Based on his achievements in the Ghanaian music industry, the International Federation of Musicians (FIM), last September honoured him for his meritorious contribution to the development of music in Africa at a ceremony held in South Africa.
In a citation accompanying the award, the federation described Alhaji Sidiku Buari as a dedicated and committed musician who helped tremendously in transforming the music industry in Africa.
In an interview with BEATWAVES, Sidiku Buari appealed to the record companies to invest in Ghanaian musicians, saying there were many talents in Ghana who could match any around the world.
He noted that difficulty in enforcing laws against piracy of music in Ghana was a serious canker, adding that pirated versions of creative works covered at least 60 percent of the market and in West Africa, the figure could be as high as 90 percent.
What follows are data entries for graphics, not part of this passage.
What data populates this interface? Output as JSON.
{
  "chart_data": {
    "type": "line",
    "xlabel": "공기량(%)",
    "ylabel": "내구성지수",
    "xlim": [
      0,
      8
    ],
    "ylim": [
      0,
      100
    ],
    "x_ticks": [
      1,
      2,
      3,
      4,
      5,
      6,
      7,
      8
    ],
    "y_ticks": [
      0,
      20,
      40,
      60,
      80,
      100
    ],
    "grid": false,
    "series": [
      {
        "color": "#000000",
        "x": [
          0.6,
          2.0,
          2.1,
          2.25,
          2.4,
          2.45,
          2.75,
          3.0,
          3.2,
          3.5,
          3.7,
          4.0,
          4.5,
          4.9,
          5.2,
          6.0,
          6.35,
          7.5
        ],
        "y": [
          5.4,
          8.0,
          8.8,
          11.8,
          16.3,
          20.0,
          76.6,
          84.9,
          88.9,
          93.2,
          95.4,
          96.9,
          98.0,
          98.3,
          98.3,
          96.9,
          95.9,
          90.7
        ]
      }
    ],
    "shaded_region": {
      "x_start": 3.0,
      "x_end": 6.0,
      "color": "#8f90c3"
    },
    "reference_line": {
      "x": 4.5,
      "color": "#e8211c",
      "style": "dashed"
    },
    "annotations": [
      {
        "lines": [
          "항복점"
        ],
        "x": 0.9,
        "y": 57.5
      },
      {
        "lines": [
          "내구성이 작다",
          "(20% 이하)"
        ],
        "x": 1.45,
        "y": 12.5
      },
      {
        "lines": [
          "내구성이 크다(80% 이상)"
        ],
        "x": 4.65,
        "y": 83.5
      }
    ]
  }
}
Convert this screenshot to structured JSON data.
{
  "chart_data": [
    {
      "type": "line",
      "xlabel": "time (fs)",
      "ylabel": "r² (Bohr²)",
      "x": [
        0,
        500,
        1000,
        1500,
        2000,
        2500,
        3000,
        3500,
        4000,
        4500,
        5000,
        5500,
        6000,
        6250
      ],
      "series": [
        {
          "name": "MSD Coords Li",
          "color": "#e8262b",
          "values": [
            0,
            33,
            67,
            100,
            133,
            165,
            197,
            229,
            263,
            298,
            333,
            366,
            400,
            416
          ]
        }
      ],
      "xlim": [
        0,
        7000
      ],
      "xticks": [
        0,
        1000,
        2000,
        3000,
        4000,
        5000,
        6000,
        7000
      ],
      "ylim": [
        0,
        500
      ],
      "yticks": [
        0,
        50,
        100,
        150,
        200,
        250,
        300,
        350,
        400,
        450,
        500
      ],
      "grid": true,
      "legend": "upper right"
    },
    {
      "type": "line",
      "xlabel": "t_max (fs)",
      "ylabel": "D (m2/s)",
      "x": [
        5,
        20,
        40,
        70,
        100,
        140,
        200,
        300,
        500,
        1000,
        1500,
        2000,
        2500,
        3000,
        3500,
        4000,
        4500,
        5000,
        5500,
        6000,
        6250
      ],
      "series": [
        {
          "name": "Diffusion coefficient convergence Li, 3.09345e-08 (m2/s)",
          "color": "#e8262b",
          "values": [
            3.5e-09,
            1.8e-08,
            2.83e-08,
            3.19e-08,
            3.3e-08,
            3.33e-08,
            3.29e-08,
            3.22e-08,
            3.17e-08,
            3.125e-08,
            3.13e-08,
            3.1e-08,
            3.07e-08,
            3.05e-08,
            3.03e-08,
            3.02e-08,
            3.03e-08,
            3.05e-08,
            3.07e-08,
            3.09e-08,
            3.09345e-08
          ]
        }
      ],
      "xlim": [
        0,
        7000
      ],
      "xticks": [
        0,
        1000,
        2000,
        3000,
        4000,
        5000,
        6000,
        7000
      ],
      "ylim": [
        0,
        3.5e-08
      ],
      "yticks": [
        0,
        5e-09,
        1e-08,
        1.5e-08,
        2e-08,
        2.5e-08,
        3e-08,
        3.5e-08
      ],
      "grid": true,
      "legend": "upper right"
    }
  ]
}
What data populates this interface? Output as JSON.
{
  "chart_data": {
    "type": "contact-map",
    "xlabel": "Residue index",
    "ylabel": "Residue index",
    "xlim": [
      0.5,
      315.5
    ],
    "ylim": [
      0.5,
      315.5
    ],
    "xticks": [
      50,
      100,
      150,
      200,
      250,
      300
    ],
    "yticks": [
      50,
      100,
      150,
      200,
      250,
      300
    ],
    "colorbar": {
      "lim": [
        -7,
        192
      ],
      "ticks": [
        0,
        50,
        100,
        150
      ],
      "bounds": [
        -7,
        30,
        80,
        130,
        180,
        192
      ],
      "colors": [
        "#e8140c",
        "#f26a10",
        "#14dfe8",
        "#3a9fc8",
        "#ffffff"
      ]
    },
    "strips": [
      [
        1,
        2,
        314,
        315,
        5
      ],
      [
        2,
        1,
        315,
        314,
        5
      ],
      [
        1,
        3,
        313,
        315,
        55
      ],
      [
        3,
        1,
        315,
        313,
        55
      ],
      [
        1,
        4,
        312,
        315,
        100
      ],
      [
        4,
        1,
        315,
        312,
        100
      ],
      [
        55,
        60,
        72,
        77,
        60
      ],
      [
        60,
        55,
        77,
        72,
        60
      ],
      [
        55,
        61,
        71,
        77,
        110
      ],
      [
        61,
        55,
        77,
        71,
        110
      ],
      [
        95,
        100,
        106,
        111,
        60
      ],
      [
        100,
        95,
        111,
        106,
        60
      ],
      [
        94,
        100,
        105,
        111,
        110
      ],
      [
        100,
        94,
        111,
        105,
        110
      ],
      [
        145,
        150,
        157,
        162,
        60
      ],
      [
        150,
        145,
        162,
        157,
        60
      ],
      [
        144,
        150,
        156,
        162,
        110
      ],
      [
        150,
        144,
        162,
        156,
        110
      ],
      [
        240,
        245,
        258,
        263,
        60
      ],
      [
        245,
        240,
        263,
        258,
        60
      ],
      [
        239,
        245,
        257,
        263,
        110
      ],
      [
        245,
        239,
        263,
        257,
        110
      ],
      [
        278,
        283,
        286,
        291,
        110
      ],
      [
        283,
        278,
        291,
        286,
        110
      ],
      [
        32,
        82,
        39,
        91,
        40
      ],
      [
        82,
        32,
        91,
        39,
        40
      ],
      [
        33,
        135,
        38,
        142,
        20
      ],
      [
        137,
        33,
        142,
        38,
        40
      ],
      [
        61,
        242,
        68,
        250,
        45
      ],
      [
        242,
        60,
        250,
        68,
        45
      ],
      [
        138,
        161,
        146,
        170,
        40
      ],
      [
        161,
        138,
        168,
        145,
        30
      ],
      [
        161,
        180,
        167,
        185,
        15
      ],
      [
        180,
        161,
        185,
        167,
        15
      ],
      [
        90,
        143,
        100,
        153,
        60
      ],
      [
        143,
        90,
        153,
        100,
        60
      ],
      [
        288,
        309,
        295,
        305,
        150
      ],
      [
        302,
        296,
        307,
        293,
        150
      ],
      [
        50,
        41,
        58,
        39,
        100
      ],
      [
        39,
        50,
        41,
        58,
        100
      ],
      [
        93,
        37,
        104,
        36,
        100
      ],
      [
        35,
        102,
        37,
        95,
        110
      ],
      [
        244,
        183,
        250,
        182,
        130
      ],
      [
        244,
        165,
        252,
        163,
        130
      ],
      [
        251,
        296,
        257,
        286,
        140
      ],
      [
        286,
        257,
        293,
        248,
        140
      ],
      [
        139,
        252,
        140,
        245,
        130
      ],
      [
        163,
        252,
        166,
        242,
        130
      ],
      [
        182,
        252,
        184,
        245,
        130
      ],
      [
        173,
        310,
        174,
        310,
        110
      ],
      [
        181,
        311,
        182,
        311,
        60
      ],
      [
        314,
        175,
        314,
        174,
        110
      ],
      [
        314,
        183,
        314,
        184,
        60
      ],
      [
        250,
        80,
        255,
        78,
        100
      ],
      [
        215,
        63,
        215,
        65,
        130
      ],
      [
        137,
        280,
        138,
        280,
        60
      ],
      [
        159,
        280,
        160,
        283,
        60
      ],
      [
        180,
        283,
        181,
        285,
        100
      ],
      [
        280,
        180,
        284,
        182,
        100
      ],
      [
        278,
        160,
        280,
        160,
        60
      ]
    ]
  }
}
Sidiku Buari declared that lack of enforcement of copyright laws had empowered the pirates, who were better organised and more successful than the victims and perhaps acted in concert with the public enforcement agencies.
He said in most African countries, the ineffective enforcement of copyright laws had led to a host of other unintended consequences including pushing the production of African music out of the continent. For example, in the late 1980′s, most legitimate music businesses in Ghana, including production houses and record factories, were shut down due to competition from pirates.